Experts say it’s unlikely. While this week’s demonstrations may be the largest in Hong Kong in recent years, the city is no stranger to protests. “Every stage of constitutional development has seen some sort of protest,” said Professor David Lampton of Johns Hopkins’s School of Advanced International Studies. In 1989, an estimated 1.5 million Hong Kong residents protested in the central district in solidarity with pro-democracy demonstrators in Tiananmen Square. Years later, in 2003, hundreds of thousands took to the streets to protest a proposed security law that would allow for life sentences in the case of treason in Article 23 of the constitution. Since then, crowds have gathered in the tens of thousands each July 1 in pro-democracy rallies. This week’s protests are similar to those in Hong Kong’s past, as residents speak out against Beijing’s meddling in city elections.
Hong Kong’s decades-long history of protests means that the progressive city’s residents know how to organize when push comes to shove. On the mainland, however, the state represses any whisperings of an uprising quickly. Already, the Chinese propaganda machine has kicked into gear. Reports surfaced on Sunday that Instagram was disabled in the mainland, keeping Chinese eyes shielded from frontline photos of the protests. Search engines also began scrubbing references to Hong Kong in results, and mainland newspapers like China Daily included only small items on the tumult. According to Bloomberg News, many mainlanders managed to catch the news before it disappeared under censors’ erasers, but to many the motives and scale of the protests are unclear.
According to Professor Mary Gallagher at the University of Michigan, the Chinese government has become more adroit at dealing with protests by combining repression with some small concessions. And while the Chinese mainland has plenty of local protests about specific issues, Chinese mainlanders have little experience with large-scale political organization. Their inexperience, combined with the state’s relentless security apparatus, means that a mainland protest would be tough to pull off.

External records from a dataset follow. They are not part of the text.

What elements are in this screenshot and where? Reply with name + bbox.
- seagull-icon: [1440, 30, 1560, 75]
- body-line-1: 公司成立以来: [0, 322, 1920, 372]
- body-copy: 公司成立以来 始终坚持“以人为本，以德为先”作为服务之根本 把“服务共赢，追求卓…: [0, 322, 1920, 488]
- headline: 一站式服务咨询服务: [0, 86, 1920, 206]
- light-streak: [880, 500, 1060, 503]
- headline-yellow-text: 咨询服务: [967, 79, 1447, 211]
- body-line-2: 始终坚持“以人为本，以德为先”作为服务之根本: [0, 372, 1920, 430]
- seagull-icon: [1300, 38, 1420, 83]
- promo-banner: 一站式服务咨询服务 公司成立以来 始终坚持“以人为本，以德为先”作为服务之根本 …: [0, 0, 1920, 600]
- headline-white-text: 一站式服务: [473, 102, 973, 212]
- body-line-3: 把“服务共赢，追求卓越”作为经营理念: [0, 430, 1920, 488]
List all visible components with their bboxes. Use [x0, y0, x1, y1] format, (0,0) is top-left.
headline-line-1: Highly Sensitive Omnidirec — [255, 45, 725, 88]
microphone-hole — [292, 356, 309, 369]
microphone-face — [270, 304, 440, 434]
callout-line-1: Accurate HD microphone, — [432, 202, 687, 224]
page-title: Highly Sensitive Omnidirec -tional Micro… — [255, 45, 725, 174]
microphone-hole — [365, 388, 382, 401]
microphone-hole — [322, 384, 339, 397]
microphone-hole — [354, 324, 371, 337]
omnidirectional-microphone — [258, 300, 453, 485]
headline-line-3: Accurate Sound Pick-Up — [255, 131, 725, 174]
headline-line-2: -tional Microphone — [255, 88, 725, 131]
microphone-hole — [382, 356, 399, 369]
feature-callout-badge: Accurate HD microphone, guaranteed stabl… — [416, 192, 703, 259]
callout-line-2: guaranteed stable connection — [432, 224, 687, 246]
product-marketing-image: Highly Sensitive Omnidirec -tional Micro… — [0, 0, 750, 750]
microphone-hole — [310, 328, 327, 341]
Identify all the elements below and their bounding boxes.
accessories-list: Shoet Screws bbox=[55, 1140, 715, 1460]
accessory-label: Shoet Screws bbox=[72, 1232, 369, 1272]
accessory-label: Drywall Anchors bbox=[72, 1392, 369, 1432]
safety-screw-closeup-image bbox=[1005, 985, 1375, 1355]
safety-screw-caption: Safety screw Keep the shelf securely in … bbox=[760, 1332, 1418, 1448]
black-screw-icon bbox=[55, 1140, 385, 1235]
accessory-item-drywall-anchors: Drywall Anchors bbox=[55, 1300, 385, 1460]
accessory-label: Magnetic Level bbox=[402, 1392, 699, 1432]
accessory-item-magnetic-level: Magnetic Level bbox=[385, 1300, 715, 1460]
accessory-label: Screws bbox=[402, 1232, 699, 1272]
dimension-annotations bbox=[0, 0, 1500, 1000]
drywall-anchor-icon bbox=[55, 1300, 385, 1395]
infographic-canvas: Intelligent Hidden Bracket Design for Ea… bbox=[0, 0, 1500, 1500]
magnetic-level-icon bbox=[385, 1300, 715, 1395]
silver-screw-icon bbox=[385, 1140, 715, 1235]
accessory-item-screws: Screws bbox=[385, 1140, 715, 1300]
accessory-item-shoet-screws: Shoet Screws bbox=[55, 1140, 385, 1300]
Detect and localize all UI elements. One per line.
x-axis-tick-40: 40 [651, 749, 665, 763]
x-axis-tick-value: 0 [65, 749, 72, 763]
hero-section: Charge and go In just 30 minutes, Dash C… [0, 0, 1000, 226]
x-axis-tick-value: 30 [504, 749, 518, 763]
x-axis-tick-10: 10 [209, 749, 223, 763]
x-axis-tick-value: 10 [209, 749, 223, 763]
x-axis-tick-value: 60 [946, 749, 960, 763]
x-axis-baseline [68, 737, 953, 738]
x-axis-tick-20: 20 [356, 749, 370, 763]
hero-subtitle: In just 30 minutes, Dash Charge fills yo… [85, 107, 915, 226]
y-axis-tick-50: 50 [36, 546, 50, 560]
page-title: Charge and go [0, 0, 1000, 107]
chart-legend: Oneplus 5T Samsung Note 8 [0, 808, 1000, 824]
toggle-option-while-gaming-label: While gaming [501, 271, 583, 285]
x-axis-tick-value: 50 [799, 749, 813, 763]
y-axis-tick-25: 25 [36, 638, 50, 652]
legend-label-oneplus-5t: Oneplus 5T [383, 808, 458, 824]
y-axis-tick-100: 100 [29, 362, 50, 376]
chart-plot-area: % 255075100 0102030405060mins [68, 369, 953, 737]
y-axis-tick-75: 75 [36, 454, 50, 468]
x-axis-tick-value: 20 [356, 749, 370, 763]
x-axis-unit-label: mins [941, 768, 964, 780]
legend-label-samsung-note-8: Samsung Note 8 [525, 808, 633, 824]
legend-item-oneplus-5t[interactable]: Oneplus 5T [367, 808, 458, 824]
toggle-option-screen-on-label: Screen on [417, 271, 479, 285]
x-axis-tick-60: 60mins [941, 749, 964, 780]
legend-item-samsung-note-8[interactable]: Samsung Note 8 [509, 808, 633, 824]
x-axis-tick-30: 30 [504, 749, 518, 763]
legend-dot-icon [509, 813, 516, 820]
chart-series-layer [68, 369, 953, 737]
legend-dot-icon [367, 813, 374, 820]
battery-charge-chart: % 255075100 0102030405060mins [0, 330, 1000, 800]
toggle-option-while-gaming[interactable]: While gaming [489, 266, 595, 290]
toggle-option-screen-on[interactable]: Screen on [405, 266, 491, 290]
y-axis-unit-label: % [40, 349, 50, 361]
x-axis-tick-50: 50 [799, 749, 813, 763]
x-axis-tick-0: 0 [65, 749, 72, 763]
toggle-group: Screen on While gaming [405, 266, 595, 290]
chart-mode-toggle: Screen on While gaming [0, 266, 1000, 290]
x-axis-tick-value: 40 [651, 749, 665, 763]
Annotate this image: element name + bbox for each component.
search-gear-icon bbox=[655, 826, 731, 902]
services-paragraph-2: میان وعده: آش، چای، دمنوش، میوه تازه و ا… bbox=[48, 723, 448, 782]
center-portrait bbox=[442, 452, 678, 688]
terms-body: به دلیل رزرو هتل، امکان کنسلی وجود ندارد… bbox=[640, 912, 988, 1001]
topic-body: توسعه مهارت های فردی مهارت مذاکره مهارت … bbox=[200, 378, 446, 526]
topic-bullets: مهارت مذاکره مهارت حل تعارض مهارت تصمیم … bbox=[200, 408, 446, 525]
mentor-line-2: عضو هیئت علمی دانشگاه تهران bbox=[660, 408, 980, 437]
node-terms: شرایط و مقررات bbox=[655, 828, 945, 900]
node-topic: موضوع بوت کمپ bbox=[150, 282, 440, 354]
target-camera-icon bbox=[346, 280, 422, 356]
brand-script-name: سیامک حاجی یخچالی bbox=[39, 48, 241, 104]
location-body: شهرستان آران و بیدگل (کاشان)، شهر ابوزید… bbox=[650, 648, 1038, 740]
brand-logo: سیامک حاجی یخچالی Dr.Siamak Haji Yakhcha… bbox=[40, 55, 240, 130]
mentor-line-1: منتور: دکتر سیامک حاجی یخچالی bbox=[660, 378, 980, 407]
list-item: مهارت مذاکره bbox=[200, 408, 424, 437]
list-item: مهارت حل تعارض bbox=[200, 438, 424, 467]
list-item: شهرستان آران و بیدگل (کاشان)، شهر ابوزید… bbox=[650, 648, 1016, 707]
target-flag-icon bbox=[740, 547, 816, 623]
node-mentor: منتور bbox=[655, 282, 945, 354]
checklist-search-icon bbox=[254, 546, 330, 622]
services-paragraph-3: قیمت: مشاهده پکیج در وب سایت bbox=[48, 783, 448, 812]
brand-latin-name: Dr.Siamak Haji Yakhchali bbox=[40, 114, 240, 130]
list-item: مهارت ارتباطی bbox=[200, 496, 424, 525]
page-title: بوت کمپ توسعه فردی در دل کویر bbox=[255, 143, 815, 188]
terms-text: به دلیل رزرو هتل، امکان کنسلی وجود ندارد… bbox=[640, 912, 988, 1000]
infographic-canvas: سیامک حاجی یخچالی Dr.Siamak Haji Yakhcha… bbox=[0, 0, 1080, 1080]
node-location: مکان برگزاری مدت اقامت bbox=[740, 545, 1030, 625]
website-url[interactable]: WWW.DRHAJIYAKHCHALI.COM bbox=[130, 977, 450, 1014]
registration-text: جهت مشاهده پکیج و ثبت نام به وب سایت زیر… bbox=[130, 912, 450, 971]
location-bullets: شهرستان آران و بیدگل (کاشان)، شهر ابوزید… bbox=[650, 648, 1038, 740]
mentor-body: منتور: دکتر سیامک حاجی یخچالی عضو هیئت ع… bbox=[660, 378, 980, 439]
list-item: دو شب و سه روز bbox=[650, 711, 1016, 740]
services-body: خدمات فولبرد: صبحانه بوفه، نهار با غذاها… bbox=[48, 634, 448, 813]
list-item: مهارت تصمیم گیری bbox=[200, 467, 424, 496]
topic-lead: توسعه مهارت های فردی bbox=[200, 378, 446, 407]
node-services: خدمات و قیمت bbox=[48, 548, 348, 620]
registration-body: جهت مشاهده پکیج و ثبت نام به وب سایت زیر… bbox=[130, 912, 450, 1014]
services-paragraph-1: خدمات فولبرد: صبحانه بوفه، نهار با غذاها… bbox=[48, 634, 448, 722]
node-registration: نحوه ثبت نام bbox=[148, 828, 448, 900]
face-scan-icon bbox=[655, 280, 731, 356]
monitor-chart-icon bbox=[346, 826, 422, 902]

Besides the logistical difficulties of protests outside Hong Kong, many Chinese mainlanders aren’t necessarily sympathetic to the province’s protests. As plenty of Chinese see it, Hong Kong has it pretty good. “There is a portion of China that thinks Hong Kong people are unduly whining,” Lampton said. This spring, when a mainland tourist toddler was filmed defecating on a busy Hong Kong street, the ensuing ruckus—coined “bladdergate” by netizens—revealed the widespread distaste Hong Kongers feel toward mainlanders. That month, a Sina.com poll showed that 85 percent of mainlanders felt that Hong Kongers were prejudiced against them. Others in the mainland believe propaganda that paints the Hong Kong protests as signs of Western meddling.
While Beijing doesn’t need to worry about copycat protests across China in the coming days, it’s true that the mainland’s lack of political reform is a problem that won’t be going away. The government has only become more repressive on the mainland in recent years, and if the CCP concedes to Hong Kong’s demands, the gap between Hong Kong and the mainland’s political reform will only increase. “The concern is that people in the mainland will start asking, ‘Well, why can’t we have that?’” Gallagher said.